Avant d’arriver au cinéma et plus spécifiquement au montage image, mon parcours a été assez chaotique, du moins en apparence, pas en ligne droite. Même si j’étais très cinéphile pendant l’adolescence, je n’aurais jamais cru que j’allais en faire mon métier. J’ai d’abord obtenu un diplôme en Métiers du livre à l’IUT de Grenoble pour devenir archiviste, documentaliste ou libraire, formation à la suite de laquelle j’ai choisi d’entrer au Conservatoire de Grenoble en danse contemporaine où j’ai obtenu mon Diplôme d’études chorégraphiques.

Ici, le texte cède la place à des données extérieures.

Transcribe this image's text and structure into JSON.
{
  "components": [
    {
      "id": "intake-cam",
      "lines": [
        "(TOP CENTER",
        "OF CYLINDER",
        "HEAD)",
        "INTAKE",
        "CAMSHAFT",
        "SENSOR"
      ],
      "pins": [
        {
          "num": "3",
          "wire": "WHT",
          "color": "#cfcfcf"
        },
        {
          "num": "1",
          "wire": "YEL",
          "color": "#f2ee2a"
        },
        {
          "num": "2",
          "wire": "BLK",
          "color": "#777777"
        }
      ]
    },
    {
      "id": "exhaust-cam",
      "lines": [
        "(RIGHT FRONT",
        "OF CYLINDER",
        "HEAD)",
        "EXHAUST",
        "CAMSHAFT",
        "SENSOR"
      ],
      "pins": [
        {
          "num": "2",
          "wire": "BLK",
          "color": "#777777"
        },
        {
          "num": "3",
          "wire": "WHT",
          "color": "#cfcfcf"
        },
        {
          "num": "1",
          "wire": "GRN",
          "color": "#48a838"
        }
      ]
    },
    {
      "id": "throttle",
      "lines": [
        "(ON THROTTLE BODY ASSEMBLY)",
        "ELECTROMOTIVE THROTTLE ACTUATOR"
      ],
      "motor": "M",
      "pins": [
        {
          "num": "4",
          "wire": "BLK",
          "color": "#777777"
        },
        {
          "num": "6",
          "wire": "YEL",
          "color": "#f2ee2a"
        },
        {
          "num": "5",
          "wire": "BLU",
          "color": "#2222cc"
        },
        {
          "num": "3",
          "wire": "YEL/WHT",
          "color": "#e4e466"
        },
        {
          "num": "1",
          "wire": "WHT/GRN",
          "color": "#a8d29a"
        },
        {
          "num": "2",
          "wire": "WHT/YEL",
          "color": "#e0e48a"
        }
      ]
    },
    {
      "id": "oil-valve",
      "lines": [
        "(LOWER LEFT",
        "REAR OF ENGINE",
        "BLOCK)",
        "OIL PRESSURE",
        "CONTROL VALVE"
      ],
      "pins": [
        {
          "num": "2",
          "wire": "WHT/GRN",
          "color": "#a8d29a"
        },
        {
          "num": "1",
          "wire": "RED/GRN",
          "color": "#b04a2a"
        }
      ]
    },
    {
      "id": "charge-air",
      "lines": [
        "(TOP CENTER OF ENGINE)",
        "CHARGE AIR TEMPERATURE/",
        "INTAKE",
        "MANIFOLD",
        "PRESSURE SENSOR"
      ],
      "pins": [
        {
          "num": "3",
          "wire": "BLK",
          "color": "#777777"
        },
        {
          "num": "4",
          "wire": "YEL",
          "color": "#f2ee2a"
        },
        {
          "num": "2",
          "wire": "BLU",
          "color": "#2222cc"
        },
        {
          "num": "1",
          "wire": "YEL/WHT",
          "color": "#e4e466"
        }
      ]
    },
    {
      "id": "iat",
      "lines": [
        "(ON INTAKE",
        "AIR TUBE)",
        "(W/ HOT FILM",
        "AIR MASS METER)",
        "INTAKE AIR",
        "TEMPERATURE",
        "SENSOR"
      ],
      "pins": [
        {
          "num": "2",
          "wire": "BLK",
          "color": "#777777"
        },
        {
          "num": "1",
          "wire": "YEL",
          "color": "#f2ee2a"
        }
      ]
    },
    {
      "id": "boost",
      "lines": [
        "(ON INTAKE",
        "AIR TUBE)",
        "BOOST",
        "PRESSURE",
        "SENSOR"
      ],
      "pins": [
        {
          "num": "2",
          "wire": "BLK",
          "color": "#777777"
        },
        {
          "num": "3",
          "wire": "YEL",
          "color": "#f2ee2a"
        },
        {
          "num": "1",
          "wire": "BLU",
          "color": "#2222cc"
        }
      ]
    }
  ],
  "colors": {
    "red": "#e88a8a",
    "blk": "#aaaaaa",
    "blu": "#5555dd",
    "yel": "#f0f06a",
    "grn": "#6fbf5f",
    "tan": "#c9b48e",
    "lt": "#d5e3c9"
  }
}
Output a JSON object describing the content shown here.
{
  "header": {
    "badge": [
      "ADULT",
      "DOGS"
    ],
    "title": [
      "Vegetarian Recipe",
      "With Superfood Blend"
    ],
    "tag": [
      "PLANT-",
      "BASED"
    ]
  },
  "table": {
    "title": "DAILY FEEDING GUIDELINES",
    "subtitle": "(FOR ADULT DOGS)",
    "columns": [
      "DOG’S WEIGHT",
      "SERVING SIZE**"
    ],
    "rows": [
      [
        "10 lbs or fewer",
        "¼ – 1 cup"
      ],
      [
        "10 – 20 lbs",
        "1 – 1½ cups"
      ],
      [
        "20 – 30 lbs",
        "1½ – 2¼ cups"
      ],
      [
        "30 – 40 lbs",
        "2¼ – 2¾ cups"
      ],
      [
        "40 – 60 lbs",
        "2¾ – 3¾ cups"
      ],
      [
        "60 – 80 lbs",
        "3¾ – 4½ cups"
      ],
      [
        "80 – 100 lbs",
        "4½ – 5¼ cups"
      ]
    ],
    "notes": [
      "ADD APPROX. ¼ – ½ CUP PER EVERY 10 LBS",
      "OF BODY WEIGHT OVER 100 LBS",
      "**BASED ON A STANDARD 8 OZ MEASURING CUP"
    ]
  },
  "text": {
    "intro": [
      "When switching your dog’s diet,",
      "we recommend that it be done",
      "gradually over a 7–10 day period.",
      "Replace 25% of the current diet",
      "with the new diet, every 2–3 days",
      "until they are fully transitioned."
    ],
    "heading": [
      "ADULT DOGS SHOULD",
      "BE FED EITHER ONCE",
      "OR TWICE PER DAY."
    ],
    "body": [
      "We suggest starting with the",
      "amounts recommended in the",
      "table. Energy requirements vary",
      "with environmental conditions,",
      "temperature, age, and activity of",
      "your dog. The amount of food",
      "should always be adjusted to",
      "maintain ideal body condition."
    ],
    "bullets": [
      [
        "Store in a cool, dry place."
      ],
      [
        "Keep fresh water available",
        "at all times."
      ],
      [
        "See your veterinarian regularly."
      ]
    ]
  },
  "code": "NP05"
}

Mais finalement, à la sortie du Conservatoire, j’ai décidé de me former pour travailler comme projectionniste dans un cinéma d’art et d’essai. J’y ai travaillé pendant deux ans, et ça reste une des expériences les plus heureuses de mon parcours professionnel. Ce n’est qu’en 2005, à l’âge de 25 ans, que je me suis décidée à vraiment « entrer » dans le cinéma et où j’ai passé le concours de l’INSAS en montage. Avec succès ! J’ai donc déménagé à Bruxelles pour suivre cette formation jusqu’à l’obtention du Master quatre plus tard. À la sortie de cette école, je me suis vite spécialisée en montage de films documentaires. Je trouve qu’aujourd’hui, globalement, les propositions en fiction sont plus pauvres, là où le documentaire permet plus de chercher et de créer. Je pense en effet que la recherche de la forme est essentielle au cinéma et je la trouve souvent plus présente dans les films documentaires, contrairement à ce qu’on pourrait penser. Le documentaire d’auteur permet d’aller très loin dans cette recherche et c’est cela qui me passionne.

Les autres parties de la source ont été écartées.